The conversion also works for short video clips, as demonstrated with a sample from "Avengers".
Algorithm
Cartoonize uses Algorithmia’s Serverless AI Layer to perform inference on the uploaded media.
Test Environment
python 3.7
tensorflow 2.1.0
tf_slim 1.1.0
CUDA 10.1
Linux (Ubuntu 18.04)
Installation
Using Docker
Build the image: docker build -t cartoonize . Run the container: docker run -p 8080:8080 cartoonize Before building, edit config.yaml with appropriate values.
Using virtualenv
Create and activate a virtual environment:
virtualenv -p python3 cartoonize
source cartoonize/bin/activateInstall Python dependencies: pip install -r requirements.txt Run the web app (ensure config.yaml is configured): python app.py Project homepage: https://cartoonize-lkqov62dia-de.a.run.app/cartoonize
White‑box Cartoonization Paper
The underlying technology comes from the CVPR 2020 paper “Learning to Cartoonize Using White‑box Cartoon Representations”, authored by researchers from ByteDance, the University of Tokyo, and Style2Paints. The paper proposes a GAN‑based, controllable, white‑box model that extracts three cartoon representations: weighted low‑frequency content for outlines, adaptive color segmentation for structure, and texture preservation for details.
The separately extracted cartoon representations enable the cartoonization problem to be optimized end‑to‑end within a Generative Neural Networks (GAN) framework, making it scalable, controllable, and easy to fine‑tune for diverse artistic demands.
A partial open‑source implementation of the white‑box model is available.
Prerequisites
Training code: Linux or Windows
NVIDIA GPU with CUDA/cuDNN
Inference code: Linux, Windows, macOS
Installation for White‑box Model
Assume NVIDIA GPU and CUDA/cuDNN are installed.
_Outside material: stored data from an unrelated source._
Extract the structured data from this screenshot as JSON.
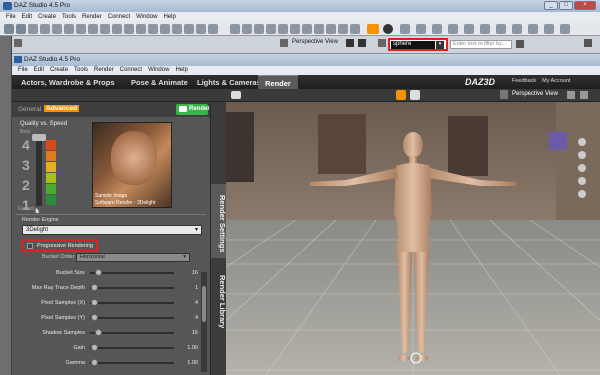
{
  "outer": {
    "title": "DAZ Studio 4.5 Pro",
    "menu": [
      "File",
      "Edit",
      "Create",
      "Tools",
      "Render",
      "Connect",
      "Window",
      "Help"
    ],
    "viewport_label": "Perspective View",
    "search_value": "sphere",
    "filter_placeholder": "Enter text to filter by..."
  },
  "inner": {
    "title": "DAZ Studio 4.5 Pro",
    "menu": [
      "File",
      "Edit",
      "Create",
      "Tools",
      "Render",
      "Connect",
      "Window",
      "Help"
    ],
    "tabs": [
      "Actors, Wardrobe & Props",
      "Pose & Animate",
      "Lights & Cameras",
      "Render"
    ],
    "brand": "DAZ3D",
    "links": [
      "Feedback",
      "My Account"
    ],
    "viewport_label": "Perspective View"
  },
  "render": {
    "subtabs": [
      "General",
      "Advanced"
    ],
    "render_button": "Render",
    "quality_label": "Quality vs. Speed",
    "quality_levels": [
      "4",
      "3",
      "2",
      "1"
    ],
    "best_label": "Best",
    "fast_label": "Fastest",
    "preview_caption_1": "Sample Image",
    "preview_caption_2": "Software Render - 3Delight",
    "engine_label": "Render Engine",
    "engine_value": "3Delight",
    "progressive_label": "Progressive Rendering",
    "bucket_order_label": "Bucket Order",
    "bucket_order_value": "Horizontal",
    "settings": [
      {
        "label": "Bucket Size",
        "value": "16",
        "level": 0.1
      },
      {
        "label": "Max Ray Trace Depth",
        "value": "1",
        "level": 0.05
      },
      {
        "label": "Pixel Samples (X)",
        "value": "4",
        "level": 0.05
      },
      {
        "label": "Pixel Samples (Y)",
        "value": "4",
        "level": 0.05
      },
      {
        "label": "Shadow Samples",
        "value": "16",
        "level": 0.1
      },
      {
        "label": "Gain",
        "value": "1.00",
        "level": 0.05
      },
      {
        "label": "Gamma",
        "value": "1.00",
        "level": 0.05
      }
    ]
  },
  "vtabs": [
    "Render Settings",
    "Render Library"
  ],
  "colors": {
    "accent": "#f29400",
    "render_green": "#3bb54a",
    "highlight": "#e02020"
  }
}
Install tensorflow‑gpu (tested with 1.12.0 and 1.13.0rc0).
Install scikit‑image==0.14.5 (other versions may cause issues).
Pre‑trained Model Inference
Place test images in /test_code/test_images.
Run /test_code/cartoonize.py.
Results are saved in /test_code/cartoonized_images.
Training
Put training data in the appropriate folders under /dataset.
Run pretrain.py (outputs to /pretrain).
Run train.py (outputs to /train_cartoon).
Note: Code is stripped from production; some minor issues may arise but are easy to fix.
Pre‑trained VGG‑19 model can be downloaded from Google Drive .
Dataset
Training cartoon images are not provided due to copyright, but can be assembled.
Landscape images are sourced from films by Makoto Shinkai, Hayao Miyazaki, and Mamoru Hosoda.
Frames are extracted, randomly cropped, and resized to 256×256.
Portraits come from Kyoto Animation and PA Works; face regions are detected using lbpcascade_animeface .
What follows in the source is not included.